Apostillas a ‘Cántico’
Pongo ejemplos. Leí antes que a Eliot el portentoso poema “Carta de una dama”, en el que Núñez glosa y se reencarna en un verso del autor de La tierra baldía; las páginas 50 y 51 de mi ejemplar de Adonais son hoy un palimpsesto de interjecciones y superlativos. El “Poema de la gente importante” de Bernier, de su citado libro (1959), me pareció el modelo moderno y disoluto de hacer poesía social: “Cuando el periódico en grandes letras anunció que el jefe del Estado venía, / eran gente importante. / Nos afeitábamos, nos lavábamos y usábamos de los trajes oscuros […] y éramos gente importante. / Pero cuando queríamos vivir, nos desnudábamos e íbamos al río […] Y cuando queríamos gozar, nos desnudábamos enteramente / y fundíamos nuestros besos, nuestra carne y nuestro sexo, / sin ser hombres importantes”.
“Bajo la dulce lámpara”, como “Casida” (“Ay, no se puede ser desgraciado bajo las palmeras”), “Amantes” o “Junio” son solo algunos títulos memorables de García Baena, uno de los grandes poetas del siglo XX; no quiero ni contar la cantidad de signos de entusiasmo inscritos a mano en mi ejemplar de Óleo bordeando el poema “Palacio del cinematógrafo”, que después de cuarenta años de relectura aún no sé si es un hondo tratado sobre la espera amorosa, una historia abreviada del cine romántico o una incitación a llevar a cabo ante la gran pantalla actos más convulsivos que los preconizados por Breton y Vaché.

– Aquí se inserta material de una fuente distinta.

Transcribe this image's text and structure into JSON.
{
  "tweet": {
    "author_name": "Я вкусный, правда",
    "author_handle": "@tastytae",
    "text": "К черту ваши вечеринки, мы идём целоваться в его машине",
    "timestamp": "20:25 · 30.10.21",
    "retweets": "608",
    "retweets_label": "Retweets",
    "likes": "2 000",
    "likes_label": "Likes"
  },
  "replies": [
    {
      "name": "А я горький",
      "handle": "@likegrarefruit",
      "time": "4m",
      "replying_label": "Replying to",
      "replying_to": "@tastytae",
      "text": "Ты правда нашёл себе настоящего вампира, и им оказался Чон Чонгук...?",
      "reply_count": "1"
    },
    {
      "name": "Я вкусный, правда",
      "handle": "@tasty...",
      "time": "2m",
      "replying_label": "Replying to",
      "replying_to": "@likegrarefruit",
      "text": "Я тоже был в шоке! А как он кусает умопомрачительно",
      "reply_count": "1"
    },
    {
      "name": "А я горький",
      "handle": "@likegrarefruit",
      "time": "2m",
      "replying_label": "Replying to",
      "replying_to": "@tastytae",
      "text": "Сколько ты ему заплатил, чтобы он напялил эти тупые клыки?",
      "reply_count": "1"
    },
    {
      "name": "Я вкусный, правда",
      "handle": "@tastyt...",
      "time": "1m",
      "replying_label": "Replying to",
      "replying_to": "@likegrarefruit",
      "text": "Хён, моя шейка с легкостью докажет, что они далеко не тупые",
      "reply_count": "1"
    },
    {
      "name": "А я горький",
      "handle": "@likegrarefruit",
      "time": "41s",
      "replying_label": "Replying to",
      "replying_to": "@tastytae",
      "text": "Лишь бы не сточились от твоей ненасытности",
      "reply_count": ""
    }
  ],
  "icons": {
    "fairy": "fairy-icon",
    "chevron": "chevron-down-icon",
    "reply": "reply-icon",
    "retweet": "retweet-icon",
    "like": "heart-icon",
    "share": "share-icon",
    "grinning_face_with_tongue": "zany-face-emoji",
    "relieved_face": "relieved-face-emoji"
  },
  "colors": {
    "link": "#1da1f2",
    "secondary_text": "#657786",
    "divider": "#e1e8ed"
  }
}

Respecto a Molina, y por encima de la empatía onomástica, me deslumbró en Corimbo y en su anterior Elegías de Sandua (1948), que leí después, la máquina perfecta del verso y el don de no perder la gravedad en el desnudo, en la clandestinidad, en la risa (¿qué pensaría Juan Ramón de la broma criptogay sobre él en la Elegía XII?). Y este estupendo epitafio que se escribe a sí mismo en la XIII: “Y otros dirán tal vez: ‘Amaba solo el cuerpo. / Era un materialista. / Sus Elegías son poco recomendables. / Muchas podrían tacharse incluso de inmorales’”.